A house burns to the ground while the family who live in it stand outside and watch. All bar two, that is: the absentees are the father, who is away at work, and the youngest daughter Izzy. Everyone knows it was Izzy who burned the house down, because that’s just like her: ever a wild child, impossible to control, Izzy has been the family’s unpredictable rebel practically since the day she was born.
There’s more to the story than just Izzy and her rebellious nature, though. In Little Fires Everywhere, Celeste Ng weaves together the stories of several different families, exploring important themes such as what it means to be part of a collective, and whether biological ties win out over chosen ones. Towards the end of the book we are also led to explore sociocultural dilemmas alongside important questions of race and belonging.
The characterisation in the book is excellent. While it took me a few pages to settle into the writing style, I was quickly hooked by the descriptions of the protagonists, and Ng masterfully shows her characters’ motivations and feelings throughout the book.
I felt a kinship with Mia Warren and her daughter Pearl, who have spent all of Pearl’s life moving from place to place, sometimes sleeping in a car, never having a space to properly call their own. When they start renting an apartment from Izzy’s mother Elena, Mia promises Pearl that this is it: this is where they’ll stay.

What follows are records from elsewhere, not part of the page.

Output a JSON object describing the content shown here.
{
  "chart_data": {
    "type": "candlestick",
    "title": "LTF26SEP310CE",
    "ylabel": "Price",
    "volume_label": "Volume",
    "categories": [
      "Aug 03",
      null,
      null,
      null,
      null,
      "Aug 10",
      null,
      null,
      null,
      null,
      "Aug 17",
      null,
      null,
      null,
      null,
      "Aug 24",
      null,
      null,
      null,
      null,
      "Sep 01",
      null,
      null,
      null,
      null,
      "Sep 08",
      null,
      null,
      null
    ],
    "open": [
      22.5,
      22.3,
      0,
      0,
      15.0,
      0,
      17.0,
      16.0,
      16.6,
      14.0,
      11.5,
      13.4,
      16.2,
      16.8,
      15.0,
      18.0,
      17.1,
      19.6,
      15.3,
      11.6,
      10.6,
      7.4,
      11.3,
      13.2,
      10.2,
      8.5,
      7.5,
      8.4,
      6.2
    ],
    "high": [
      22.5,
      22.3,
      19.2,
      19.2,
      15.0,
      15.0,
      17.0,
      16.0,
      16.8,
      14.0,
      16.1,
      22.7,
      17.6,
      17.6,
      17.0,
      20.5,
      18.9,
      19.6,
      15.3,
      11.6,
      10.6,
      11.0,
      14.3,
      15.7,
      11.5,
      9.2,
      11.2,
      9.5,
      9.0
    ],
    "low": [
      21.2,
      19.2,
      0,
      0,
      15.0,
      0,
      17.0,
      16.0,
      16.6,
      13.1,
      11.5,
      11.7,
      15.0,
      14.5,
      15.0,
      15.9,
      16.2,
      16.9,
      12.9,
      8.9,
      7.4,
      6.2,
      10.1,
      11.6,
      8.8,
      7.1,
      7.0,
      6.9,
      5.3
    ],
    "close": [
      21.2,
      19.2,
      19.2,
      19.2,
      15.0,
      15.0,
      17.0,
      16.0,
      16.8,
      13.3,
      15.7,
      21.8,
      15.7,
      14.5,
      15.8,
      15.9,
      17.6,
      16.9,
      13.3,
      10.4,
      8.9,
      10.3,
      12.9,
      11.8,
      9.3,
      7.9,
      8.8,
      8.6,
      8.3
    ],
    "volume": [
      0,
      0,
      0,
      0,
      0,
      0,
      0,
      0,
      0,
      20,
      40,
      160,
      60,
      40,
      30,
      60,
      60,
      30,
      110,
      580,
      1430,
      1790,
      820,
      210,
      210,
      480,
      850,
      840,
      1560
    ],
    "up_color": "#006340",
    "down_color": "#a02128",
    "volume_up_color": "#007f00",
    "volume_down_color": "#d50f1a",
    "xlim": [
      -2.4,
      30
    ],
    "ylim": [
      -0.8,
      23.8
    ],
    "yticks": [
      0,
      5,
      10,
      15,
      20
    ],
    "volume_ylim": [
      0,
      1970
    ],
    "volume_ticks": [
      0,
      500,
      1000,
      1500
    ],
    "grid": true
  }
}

Pearl befriends Izzy’s family, in particular her brother Moody, and gradually begins to feel like part of a collective. But of course life can’t be that simple, and as the story moves on things begin to unravel.
As I write this review I’m struck by the number of subplots in the book, which Ng somehow manages to slot in without it seeming at all unnatural. Throughout the novel you’ll meet loads of different characters, and you’ll almost certainly relate to at least one of them. Little Fires Everywhere explores the bounty of human experience through the eyes of a group of people whose lives intertwine in ways few of them could have anticipated.
Definitely recommended; I’ll be keeping an eye out for more books by Celeste Ng.
Little Fires Everywhere is published by Little, Brown and is available to buy in hardback from the 9th of November, priced £16.99
I received a free copy of an advance proof from the publisher in exchange for a review. In reality it’s difficult to tell if this affected my view of it because arguably we’re all affected by every experience we have, but suffice it to say I’ve trashed review copies I haven’t liked in the past, so I doubt it makes enough of a difference to skew my viewpoint on it.